The X chromosome carries some 10,000 genes-about 10 percent of all human genes. Because the Y chromosome lacks many of these genes, human males have only one copy of many genes. A woman may carry an abnormal recessive allele on one X chromosome without any effect because she usually has a normal allele on the other X chromosome. The normal gene often produces all the protein she needs. Unless she is homozygous, she is fine. In contrast, a man who inherits the same abnormal recessive has no other allele to compensate for the nonfunctioning gene, and he is left missing a crucial protein. Because defective alleles on the X chromosome affect males much more often than they affect females, they are said to be sex linked.
In humans, sex-linked traits include the blood disease hemophilia and color-blindness. About 8 percent of American men are color-blind, because they lack the gene for a pigment responsible for color vision. Hemophilia is caused by a defective allele for a protein that clots blood. In the absence of this protein, the blood will not clot, and, until recently, hemophiliacs who suffered even minor injuries invariably bled to death.
The major treatment for hemophilia in this century has been transfusion, invented in 1908. Transfusion both replaces lost blood and provides the clotting protein that is missing in hemophiliacs. Hemophiliacs who receive frequent transfusions, however, are susceptible to infection by diseases such as hepatitis and AIDS. Today testing programs make it possible to identify and discard most contaminated blood, but by 1995, some 8000 hemophiliacs had AIDS. Today, a safer solution for treating hemophilia is pure clotting protein, or Factor VIII. This protein can be made by isolating the gene for Factor VIII and using recombinant DNA techniques to make the pure protein.
Figure 9.1a: Hemophilia in the family of Queen Victoria. (Click on the figure title to view the image.
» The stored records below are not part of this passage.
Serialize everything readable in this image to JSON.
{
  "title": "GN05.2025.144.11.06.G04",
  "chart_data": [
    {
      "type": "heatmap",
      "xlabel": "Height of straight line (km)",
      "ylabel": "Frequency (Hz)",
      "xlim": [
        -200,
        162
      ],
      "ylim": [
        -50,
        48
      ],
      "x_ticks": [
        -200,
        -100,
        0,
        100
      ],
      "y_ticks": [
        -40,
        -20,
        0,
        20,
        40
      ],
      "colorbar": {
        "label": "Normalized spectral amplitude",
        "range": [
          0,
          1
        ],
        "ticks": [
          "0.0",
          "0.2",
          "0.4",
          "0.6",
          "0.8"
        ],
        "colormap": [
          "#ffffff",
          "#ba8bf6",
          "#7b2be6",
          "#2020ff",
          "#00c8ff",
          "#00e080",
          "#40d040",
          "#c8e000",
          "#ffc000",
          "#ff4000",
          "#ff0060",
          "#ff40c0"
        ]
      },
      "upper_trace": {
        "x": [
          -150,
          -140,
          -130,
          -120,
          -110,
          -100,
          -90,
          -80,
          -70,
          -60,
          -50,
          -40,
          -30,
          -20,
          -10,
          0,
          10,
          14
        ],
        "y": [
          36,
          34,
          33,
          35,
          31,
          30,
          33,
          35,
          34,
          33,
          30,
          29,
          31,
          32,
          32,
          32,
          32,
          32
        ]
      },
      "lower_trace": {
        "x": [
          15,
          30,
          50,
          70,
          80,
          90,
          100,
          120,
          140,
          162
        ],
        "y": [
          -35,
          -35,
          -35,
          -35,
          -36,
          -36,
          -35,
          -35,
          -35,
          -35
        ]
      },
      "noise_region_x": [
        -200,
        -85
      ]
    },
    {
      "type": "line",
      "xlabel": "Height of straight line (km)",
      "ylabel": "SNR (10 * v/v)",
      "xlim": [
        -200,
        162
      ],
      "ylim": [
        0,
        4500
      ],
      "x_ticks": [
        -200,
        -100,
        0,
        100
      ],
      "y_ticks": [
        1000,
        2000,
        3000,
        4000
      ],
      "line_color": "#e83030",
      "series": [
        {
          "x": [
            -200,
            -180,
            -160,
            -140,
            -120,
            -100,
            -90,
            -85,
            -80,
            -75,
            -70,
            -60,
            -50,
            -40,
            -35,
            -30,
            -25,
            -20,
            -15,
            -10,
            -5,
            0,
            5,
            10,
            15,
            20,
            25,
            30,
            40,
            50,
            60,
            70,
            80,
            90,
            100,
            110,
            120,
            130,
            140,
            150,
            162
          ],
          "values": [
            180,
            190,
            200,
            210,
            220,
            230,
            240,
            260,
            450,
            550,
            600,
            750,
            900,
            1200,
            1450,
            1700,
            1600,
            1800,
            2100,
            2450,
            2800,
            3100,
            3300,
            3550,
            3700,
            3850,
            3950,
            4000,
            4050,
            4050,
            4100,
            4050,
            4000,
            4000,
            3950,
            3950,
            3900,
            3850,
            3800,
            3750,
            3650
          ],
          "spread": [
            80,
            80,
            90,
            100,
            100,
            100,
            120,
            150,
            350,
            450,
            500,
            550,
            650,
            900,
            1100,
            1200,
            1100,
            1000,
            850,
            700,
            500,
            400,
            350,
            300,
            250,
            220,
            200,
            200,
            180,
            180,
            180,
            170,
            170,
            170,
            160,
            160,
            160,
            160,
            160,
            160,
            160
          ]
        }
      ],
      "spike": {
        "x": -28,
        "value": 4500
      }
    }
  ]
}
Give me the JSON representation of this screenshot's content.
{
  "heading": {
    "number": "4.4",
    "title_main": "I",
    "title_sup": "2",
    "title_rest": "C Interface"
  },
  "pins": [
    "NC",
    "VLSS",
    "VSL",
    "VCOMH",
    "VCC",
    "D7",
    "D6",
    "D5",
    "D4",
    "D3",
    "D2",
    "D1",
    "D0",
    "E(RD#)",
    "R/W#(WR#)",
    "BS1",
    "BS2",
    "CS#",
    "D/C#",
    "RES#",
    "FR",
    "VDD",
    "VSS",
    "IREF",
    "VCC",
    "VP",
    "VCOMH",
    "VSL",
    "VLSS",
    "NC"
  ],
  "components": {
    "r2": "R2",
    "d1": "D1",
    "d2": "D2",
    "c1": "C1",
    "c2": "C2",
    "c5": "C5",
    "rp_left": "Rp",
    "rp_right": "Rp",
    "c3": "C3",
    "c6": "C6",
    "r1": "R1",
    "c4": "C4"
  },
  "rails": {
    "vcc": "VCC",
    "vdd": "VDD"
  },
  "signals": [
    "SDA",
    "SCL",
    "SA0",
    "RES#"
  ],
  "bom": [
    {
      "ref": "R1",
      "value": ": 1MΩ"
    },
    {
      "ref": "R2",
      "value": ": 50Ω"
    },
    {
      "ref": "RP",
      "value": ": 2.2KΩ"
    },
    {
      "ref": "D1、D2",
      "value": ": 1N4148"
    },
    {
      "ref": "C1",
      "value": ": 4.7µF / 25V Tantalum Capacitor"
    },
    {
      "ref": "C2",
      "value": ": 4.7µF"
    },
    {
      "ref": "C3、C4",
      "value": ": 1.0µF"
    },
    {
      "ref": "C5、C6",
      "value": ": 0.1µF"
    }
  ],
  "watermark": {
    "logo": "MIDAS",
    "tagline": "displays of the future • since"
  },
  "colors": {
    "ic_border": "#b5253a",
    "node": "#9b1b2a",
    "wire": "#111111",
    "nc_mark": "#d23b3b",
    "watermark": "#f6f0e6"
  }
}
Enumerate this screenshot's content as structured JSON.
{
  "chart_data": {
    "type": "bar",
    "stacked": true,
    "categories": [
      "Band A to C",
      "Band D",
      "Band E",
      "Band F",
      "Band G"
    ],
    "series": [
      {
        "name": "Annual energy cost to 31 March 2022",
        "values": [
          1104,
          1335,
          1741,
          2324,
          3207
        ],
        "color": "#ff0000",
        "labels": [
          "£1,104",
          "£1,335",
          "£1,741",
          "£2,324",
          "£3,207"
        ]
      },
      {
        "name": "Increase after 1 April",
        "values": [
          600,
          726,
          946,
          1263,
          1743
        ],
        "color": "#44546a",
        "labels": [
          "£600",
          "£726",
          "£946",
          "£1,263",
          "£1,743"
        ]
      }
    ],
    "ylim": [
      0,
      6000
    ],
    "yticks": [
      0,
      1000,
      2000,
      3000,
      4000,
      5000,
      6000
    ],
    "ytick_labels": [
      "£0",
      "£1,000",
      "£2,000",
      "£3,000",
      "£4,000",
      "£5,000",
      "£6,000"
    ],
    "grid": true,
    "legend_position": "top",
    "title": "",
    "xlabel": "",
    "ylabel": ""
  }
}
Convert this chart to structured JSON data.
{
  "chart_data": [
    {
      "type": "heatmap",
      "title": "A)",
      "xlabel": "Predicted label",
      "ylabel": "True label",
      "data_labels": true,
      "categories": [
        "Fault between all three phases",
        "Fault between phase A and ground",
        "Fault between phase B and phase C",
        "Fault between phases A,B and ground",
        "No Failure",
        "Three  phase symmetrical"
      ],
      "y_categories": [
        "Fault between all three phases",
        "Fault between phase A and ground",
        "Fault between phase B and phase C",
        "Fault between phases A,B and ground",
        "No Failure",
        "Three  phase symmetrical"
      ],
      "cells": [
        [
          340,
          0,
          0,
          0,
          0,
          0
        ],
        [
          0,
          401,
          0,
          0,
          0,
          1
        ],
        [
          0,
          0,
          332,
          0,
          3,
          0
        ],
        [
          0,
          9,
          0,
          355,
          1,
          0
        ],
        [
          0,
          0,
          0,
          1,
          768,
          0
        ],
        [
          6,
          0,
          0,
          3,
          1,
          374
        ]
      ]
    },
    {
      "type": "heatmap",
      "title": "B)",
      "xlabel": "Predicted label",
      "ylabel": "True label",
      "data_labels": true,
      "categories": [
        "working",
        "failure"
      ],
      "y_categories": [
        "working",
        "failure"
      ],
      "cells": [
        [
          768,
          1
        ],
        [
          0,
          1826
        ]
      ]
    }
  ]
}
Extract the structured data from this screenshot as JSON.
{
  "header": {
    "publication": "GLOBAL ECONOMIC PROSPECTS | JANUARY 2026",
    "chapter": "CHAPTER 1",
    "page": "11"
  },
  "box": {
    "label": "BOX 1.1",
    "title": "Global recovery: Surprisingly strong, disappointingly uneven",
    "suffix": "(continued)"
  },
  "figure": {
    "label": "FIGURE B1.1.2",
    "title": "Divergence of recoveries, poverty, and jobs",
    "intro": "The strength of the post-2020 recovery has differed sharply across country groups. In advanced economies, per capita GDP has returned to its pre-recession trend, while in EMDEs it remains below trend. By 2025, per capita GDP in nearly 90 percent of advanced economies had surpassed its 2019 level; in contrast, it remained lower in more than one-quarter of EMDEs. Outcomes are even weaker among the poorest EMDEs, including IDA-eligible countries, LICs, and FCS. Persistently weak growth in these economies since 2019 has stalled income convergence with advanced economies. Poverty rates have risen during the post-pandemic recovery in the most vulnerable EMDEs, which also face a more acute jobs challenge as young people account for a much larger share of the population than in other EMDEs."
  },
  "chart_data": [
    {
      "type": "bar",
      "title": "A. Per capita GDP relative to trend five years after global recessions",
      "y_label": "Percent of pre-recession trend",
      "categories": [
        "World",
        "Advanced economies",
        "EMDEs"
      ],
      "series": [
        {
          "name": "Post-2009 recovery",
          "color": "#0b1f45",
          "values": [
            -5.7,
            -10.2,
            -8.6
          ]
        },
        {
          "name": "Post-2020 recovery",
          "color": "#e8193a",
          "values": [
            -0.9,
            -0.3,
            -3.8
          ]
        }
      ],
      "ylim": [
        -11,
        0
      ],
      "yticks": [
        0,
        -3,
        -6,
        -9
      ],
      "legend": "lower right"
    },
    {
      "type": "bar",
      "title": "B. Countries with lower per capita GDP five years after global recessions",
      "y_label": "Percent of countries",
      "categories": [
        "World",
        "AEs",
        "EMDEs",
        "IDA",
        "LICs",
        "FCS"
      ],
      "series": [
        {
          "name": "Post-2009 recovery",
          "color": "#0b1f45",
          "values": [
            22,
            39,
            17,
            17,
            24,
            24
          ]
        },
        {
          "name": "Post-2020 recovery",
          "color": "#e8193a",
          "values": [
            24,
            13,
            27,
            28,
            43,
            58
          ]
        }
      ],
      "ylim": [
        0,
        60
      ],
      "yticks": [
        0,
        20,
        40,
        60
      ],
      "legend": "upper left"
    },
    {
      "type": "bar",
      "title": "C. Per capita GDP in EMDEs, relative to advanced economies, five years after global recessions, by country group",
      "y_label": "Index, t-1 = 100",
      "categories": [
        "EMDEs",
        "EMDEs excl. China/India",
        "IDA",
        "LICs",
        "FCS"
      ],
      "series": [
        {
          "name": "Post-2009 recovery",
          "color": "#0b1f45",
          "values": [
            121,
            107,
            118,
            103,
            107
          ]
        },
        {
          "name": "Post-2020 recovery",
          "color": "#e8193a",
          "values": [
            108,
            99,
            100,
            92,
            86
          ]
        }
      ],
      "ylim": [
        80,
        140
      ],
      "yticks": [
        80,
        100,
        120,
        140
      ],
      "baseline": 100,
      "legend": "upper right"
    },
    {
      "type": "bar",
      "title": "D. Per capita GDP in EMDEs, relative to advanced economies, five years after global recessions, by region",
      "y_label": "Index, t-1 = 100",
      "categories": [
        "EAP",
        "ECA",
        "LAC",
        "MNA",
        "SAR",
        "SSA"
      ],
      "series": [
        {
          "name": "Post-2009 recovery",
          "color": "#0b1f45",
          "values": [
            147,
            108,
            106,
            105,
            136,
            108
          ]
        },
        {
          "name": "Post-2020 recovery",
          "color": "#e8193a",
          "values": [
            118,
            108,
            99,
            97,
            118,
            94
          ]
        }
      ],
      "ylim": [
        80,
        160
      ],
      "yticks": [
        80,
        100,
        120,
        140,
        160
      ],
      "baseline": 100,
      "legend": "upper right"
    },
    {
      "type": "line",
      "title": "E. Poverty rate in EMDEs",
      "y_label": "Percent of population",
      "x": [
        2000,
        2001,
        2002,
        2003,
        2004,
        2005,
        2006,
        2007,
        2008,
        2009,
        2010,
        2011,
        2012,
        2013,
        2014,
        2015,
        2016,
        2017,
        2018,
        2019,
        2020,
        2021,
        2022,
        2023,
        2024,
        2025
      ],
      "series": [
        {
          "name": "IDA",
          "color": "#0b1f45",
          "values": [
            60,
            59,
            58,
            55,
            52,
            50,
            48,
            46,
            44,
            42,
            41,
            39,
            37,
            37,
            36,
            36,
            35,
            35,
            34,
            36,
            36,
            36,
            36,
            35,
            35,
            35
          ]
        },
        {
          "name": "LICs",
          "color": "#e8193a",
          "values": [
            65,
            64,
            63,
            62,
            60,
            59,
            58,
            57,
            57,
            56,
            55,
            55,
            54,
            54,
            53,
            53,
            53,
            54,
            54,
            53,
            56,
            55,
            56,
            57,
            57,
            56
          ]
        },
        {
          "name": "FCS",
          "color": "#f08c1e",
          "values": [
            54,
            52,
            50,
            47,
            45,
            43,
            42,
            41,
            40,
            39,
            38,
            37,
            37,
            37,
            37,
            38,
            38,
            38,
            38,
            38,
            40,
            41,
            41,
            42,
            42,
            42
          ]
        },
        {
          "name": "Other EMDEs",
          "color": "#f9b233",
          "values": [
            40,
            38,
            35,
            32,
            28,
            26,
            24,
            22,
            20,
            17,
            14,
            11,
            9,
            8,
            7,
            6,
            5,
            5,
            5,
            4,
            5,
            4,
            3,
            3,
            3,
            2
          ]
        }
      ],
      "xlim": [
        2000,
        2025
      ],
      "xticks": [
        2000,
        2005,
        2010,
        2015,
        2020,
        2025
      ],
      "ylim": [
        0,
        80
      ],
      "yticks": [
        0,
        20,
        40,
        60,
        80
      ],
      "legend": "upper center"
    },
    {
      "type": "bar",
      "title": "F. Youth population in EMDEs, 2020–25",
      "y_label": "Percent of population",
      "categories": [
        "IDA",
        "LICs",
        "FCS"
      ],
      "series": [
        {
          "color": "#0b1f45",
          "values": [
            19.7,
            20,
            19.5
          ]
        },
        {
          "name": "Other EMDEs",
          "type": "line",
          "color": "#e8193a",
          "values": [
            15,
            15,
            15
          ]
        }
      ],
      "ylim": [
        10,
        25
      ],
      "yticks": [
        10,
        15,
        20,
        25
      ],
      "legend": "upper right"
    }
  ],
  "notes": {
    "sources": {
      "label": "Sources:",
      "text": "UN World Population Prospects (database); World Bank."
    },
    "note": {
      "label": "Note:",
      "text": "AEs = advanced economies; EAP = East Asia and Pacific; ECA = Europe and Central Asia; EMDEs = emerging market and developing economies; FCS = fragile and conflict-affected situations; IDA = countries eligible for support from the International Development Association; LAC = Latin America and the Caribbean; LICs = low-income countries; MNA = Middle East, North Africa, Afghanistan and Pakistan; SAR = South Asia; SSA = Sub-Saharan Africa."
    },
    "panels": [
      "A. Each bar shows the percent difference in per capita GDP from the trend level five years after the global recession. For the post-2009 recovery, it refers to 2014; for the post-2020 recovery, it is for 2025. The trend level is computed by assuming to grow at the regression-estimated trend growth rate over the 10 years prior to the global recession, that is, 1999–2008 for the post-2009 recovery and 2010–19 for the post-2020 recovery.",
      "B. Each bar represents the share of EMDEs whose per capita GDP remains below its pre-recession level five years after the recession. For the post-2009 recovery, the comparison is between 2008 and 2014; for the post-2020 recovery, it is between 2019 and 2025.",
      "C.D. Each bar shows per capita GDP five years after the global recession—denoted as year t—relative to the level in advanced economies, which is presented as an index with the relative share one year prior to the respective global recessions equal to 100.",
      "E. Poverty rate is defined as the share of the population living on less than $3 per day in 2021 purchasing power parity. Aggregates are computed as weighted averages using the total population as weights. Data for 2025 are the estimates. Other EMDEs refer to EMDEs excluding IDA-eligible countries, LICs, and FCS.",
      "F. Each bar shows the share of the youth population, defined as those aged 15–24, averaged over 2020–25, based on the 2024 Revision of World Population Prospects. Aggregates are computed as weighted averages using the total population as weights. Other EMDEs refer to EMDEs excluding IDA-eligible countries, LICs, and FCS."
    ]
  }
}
It will open in a new browser window.) The first person in Queen Victoria's family with hemophilia was her son Leopold. Leopold and two of his sisters, Alice and Beatrice, passed the allele to another generation of royalty. One of Alice's five daughters, Alice Victoria (Alexandra Feodorovna), married the czar of Russia and bore four daughters-Olga, Tatiana, Maria, and Anastasia-and one hemophiliac son, Alexis.
Figure 9.1: The hemophilia allele played an important role in the Russian Revolution of 1917. The Russian Royal Family just before the Revolution. Nikolas II, the last Czar of Russia, married Queen Victoria's granddaughter Alexandra, who carried the allele for hemophilia.